La sorte del Caffè Greco era appesa da anni a una causa tra i gestori e il proprietario dell’immobile, l’Ospedale Israelitico

di Redazione La CapitaleULTIMO AGGIORNAMENTO 3 ore fa - TEMPO DI LETTURA 2'

Lo sfratto per i gestori dell’Antico Caffè Greco in via dei Condotti , dopo 8 anni di contenziosi, era avvenuto lo scorso 1 settembre. E oggi i carabinieri del Nucleo Tutela Patrimonio Culturale (Tpc) di Roma, insieme alla Soprintendenza Speciale ABAP, hanno dato corso a un decreto di sequestro dei beni mobili sottoposti a vincolo culturale.

Antico Caffè Greco, sequestrati dipinti e sculture

Tra i beni recuperati ci sono dipinti, sculture e oggetti di antiquariato di particolare pregio, dichiarati di interesse culturale e ritenuti inscindibili dalla sede che li ospitava da oltre due secoli.

Parte di questi arredi era stata trasferita dai gestori in due depositi privati, senza l'autorizzazione della Soprintendenza, esponendo così i beni al rischio di dispersione o danneggiamento.

Il provvedimento, disposto dal gip su richiesta della procura di Roma ha consentito di fare un nuovo censimento delle opere e di collocarle in depositi sicuri, in attesa del loro ritorno nella sede originaria e alla pubblica fruizione.

La sorte del Caffè Greco era appesa da anni a una causa tra i gestori e il proprietario dell’immobile, l’Ospedale Israelitico di Roma. Dopo oltre otto anni di battaglia legale, lo scorso luglio la Cassazione aveva reso definitiva la disdetta del contratto di locazione, scaduto nel 2017, riconoscendo all’Ospedale il diritto a rientrare in possesso della struttura.

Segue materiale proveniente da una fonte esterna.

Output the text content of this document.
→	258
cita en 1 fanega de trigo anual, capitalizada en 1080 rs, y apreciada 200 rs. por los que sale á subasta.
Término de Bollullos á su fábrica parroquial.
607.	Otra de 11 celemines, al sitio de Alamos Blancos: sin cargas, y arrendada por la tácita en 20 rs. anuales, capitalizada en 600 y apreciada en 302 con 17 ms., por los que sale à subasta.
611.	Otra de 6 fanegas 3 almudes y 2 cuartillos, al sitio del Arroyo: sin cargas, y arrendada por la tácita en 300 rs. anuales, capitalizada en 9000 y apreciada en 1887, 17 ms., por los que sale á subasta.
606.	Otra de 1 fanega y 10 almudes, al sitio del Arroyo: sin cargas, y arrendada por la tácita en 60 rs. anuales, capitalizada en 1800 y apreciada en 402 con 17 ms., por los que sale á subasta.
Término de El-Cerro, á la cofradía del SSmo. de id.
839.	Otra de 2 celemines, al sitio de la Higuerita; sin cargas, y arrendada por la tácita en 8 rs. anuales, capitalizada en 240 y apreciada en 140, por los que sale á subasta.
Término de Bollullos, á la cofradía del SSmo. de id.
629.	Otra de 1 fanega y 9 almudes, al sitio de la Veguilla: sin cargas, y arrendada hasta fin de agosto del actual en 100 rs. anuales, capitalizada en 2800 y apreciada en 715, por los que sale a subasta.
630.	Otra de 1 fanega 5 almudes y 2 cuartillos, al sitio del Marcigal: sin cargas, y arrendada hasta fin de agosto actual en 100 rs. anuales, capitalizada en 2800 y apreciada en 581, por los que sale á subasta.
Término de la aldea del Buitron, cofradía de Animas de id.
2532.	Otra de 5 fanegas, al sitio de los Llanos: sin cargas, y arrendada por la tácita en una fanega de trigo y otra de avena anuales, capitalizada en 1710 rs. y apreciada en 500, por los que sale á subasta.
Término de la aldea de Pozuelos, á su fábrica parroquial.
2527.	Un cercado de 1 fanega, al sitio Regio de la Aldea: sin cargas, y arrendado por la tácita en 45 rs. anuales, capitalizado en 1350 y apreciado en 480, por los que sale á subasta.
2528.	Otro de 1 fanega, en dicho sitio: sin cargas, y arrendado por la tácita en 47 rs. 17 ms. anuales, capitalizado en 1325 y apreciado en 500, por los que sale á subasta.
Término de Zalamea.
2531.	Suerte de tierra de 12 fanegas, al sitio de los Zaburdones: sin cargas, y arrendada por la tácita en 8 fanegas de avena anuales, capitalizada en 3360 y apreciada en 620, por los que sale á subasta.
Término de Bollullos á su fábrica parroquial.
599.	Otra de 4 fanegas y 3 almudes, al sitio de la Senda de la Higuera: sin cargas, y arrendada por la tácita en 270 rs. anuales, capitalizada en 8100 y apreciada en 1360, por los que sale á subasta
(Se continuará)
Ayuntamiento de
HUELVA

I gestori avevano rivendicato la proprietà di parte dell'arredo

I gestori Carlo e Flavia Pellegrini avevano definito la decisione dello sfratto una sentenza «pilatesca», sostenendo di aver presentato un’offerta di affitto annuale superiore a quella prevista dal piano di risanamento dell’Ospedale, respinta però dal proprietario.

Proprio loro avevano motivato lo spostamento di parte dell’arredo con «ragioni di sicurezza legate all’impianto elettrico», rivendicando anche la proprietà di alcuni quadri e mobili.